Protect yourself with the flu vaccine
Flu is not a ‘bad cold’. Colds and flu share some of the same symptoms (cough, sore throat), but are caused by different viruses. Flu can be much more serious than a cold. Flu symptoms come on suddenly and sometimes severely. They include fever, chills, headaches and aching muscles, as well as a cough and sore throat. If you get complications caused by flu, you could become seriously ill and have to go to hospital.
If you’re generally fit and healthy, you can usually manage the symptoms of a cold or flu yourself without seeing a doctor. Look after yourself by resting, drinking non-alcoholic fluids to avoid dehydration and avoiding strenuous activity. Painkillers such as ibuprofen or paracetamol can relieve aches and pains.
Cold and flu viruses are spread by droplets that are coughed or sneezed out by an infected person.

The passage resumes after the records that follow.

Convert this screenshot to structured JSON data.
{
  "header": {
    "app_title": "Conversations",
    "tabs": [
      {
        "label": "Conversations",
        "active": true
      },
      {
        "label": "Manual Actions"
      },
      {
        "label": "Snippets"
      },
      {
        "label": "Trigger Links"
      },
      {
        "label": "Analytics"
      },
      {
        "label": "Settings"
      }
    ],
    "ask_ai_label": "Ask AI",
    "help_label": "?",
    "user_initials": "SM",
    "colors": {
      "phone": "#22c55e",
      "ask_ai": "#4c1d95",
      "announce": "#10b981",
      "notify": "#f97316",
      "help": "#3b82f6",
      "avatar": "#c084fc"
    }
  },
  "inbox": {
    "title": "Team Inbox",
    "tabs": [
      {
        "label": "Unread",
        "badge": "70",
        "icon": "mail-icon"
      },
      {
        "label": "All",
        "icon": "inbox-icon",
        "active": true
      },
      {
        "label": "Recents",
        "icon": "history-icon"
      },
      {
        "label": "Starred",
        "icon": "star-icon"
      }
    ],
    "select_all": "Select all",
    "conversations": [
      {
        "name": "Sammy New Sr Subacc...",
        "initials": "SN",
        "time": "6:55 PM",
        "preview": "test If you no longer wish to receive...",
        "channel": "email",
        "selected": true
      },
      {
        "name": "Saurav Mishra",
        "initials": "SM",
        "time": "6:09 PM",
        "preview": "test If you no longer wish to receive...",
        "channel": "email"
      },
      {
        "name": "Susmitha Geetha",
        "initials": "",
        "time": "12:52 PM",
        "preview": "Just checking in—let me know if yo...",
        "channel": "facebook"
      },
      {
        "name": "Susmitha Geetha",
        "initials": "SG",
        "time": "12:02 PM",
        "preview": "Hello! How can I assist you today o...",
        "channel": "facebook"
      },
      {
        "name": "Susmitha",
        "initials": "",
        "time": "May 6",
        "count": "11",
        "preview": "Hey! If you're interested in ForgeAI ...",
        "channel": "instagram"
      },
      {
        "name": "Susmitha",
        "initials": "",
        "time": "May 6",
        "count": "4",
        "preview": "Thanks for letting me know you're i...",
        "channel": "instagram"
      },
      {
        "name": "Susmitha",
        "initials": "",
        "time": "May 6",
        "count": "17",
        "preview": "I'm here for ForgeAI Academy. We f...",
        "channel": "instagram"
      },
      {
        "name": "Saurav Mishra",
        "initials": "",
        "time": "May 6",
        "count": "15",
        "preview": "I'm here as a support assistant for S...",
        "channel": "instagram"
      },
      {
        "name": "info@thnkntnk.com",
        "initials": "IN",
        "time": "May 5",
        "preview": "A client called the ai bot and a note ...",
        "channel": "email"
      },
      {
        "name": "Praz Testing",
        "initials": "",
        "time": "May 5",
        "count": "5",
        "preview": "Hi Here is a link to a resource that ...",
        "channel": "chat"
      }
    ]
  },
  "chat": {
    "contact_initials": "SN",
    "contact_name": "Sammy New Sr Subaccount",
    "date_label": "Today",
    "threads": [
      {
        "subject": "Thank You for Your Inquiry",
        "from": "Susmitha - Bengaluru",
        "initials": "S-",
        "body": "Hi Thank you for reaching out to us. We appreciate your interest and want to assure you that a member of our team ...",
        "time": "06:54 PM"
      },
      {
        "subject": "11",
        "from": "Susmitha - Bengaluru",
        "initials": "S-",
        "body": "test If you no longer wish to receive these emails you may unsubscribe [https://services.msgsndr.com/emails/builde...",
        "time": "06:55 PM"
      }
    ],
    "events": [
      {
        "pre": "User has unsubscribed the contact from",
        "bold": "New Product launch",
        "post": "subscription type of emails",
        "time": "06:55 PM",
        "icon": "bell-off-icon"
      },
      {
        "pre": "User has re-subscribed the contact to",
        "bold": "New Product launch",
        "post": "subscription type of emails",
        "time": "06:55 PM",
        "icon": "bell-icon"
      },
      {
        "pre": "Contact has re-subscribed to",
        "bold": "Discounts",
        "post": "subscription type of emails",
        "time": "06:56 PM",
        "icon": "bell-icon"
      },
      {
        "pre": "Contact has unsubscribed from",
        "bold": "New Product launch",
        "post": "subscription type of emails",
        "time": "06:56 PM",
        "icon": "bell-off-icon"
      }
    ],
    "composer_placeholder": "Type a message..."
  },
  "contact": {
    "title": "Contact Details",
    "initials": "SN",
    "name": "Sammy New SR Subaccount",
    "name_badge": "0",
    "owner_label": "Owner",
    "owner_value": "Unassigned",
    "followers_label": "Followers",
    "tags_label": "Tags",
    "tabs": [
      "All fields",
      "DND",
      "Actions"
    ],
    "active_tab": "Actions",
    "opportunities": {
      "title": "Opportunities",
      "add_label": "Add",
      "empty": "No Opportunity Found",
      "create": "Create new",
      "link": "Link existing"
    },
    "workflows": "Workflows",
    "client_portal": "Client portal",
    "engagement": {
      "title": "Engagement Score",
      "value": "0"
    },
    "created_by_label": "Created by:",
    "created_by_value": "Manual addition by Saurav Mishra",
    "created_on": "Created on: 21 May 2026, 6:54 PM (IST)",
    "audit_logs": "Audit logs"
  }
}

Other people can breathe in these droplets or transfer the droplets to their eyes or nose, via their fingers.
You can protect yourself and others against colds and flu by:
- Having a flu jab every year if you’re aged 65 or over or in a risk group.
- Coughing or sneezing into a tissue
- Throwing a used tissue away as soon as possible
- Washing your hands as soon as possible.

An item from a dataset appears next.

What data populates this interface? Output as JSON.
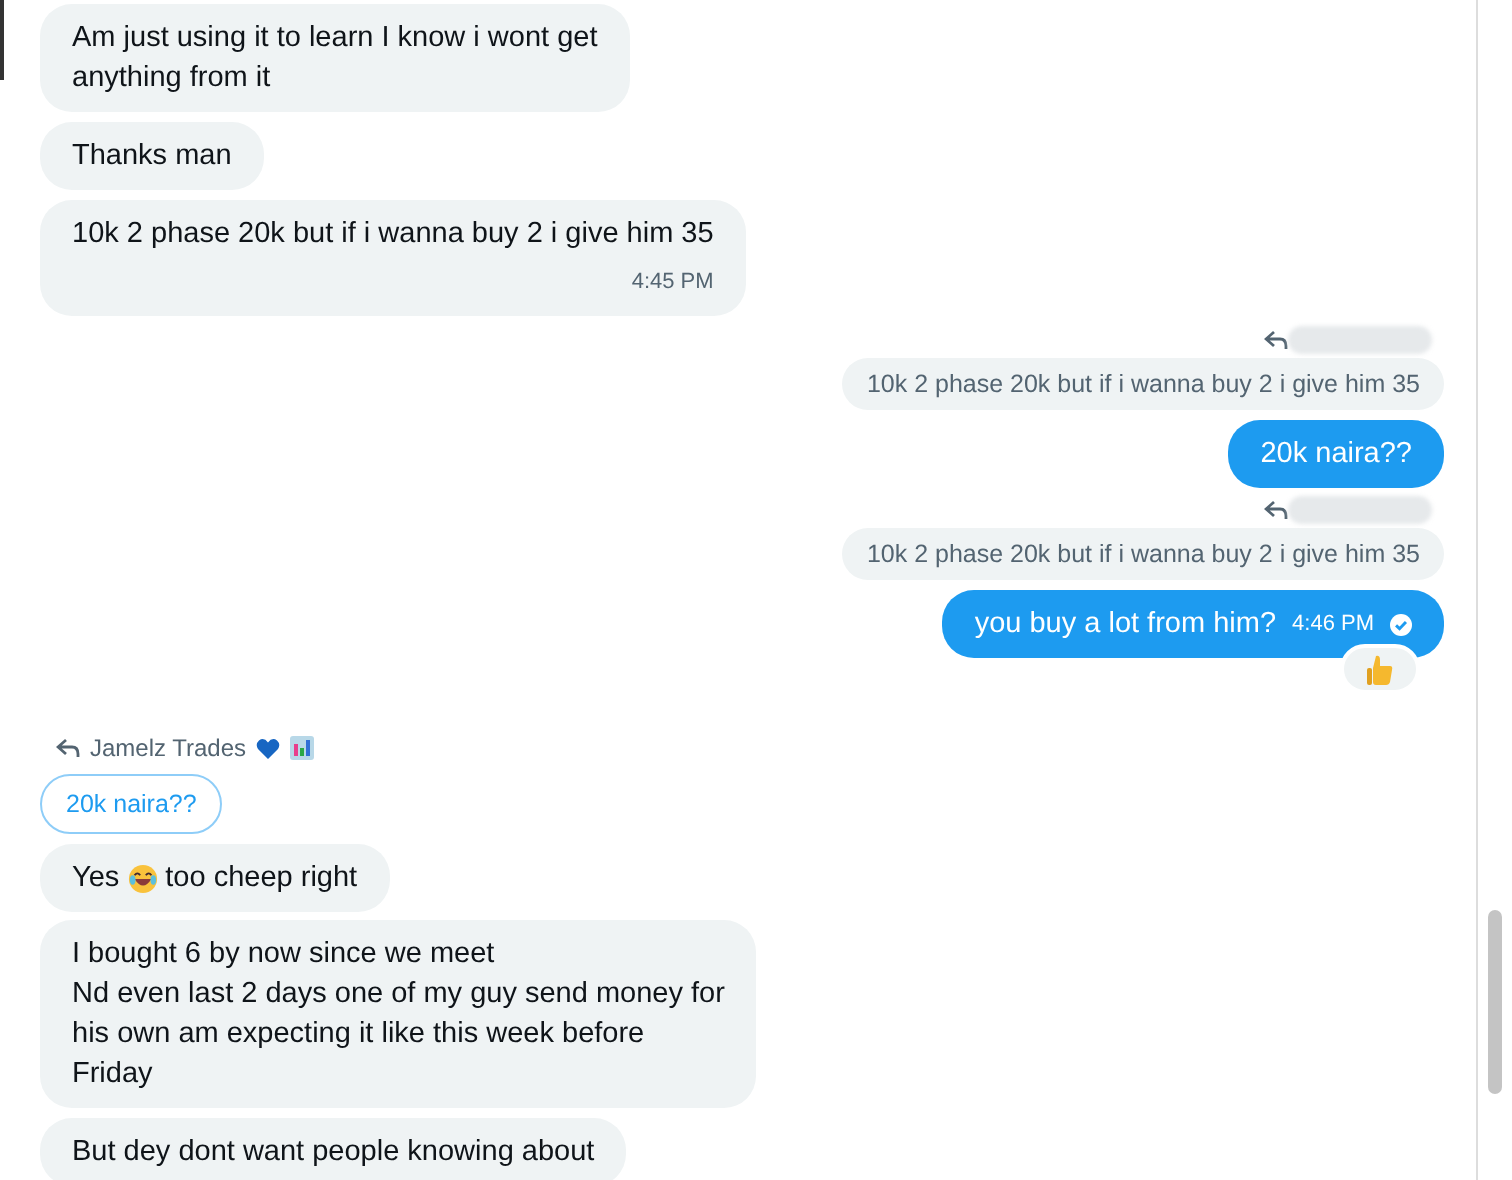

Colds and flu viruses can also be passed on via infected droplets on objects or surfaces, such as door handles. To prevent passing on or getting colds and flu wash your hands regularly and avoid touching your eyes and nose.
Some people need to take extra care as they’re more at risk of serious chest complications, such as pneumonia and bronchitis. People aged 65 and over are more at risk of complications. People under 65, and children, are more at risk of complications if they have long term chronic health conditions including asthma, diabetes, kidney or liver disease and those with lowered immunity due to disease or medical treatment.
Flu is caused by several viruses and the main circulating strains change every year, this is why you need to have a flu jab every year. Even if you do catch flu, you can also go on to catch another strain, so it’s recommended you have the flu vaccination even if you’ve recently had flu.
But flu can be more severe in certain people, such as:
- anyone aged 65 and over
- pregnant women
- children and adults with an underlying health condition (such as long-term heart or respiratory disease)
- children and adults with weakened immune systems
Anyone in these risk groups is more likely to develop potentially serious complications of flu, such as pneumonia (a lung infection), so it’s recommended that they have a flu vaccine every year to help protect them.
In addition, children “at risk” of serious illness if they catch the flu are eligible for a flu vaccine on the NHS. The flu vaccine isn’t suitable for babies under the age of six months.
You should have the vaccine whatever stage of pregnancy you are in. If you’re pregnant you could get very ill if you get flu, which could also be bad for your baby. Having the injected flu vaccine can also protect your baby against flu after they’re born and during the early months of life.
Most pharmacies offer a walk-in service and the jab takes a matter of seconds to administer.
It is better to have the flu vaccine as soon as it becomes available, usually in October, but it’s always worth getting vaccinated before flu comes around right up until March.
Who should get the flu vaccine?
This year the flu vaccine is being offered on the NHS to:
- adults 65 and over
- people with certain medical conditions (including children in at-risk groups from 6 months of age)
- pregnant women
- people living with someone who’s at high risk from coronavirus (on the NHS shielded patient list)
- children aged 2 and 3 on 31 August 2020
- children in primary school
- children in year 7 (secondary school)
- frontline health or social care workers
Later in the year, the flu vaccine may be given to people aged 50 to 64. More information will be available later in the autumn.
However, if you’re aged 50 to 64 and in an at-risk group, you should not delay having your flu vaccine.
Read the answers to some common questions about flu and the flu vaccine.
There are many myths surrounding flu and the flu vaccine. The NHS Choices website show’s 10 common flu myths and the truth behind them.
You can find out more about the flu vaccine on the NHS website.
Other vaccinations for people at higher risk of illness
Pneumonia is swelling (inflammation) of the tissue in one or both lungs. It can be very dangerous and is usually caused by a bacterial infection. Pneumococcal vaccination is very effective at preventing pneumococcal infections. There are two types of pneumococcal vaccination – one for children, and one for adults.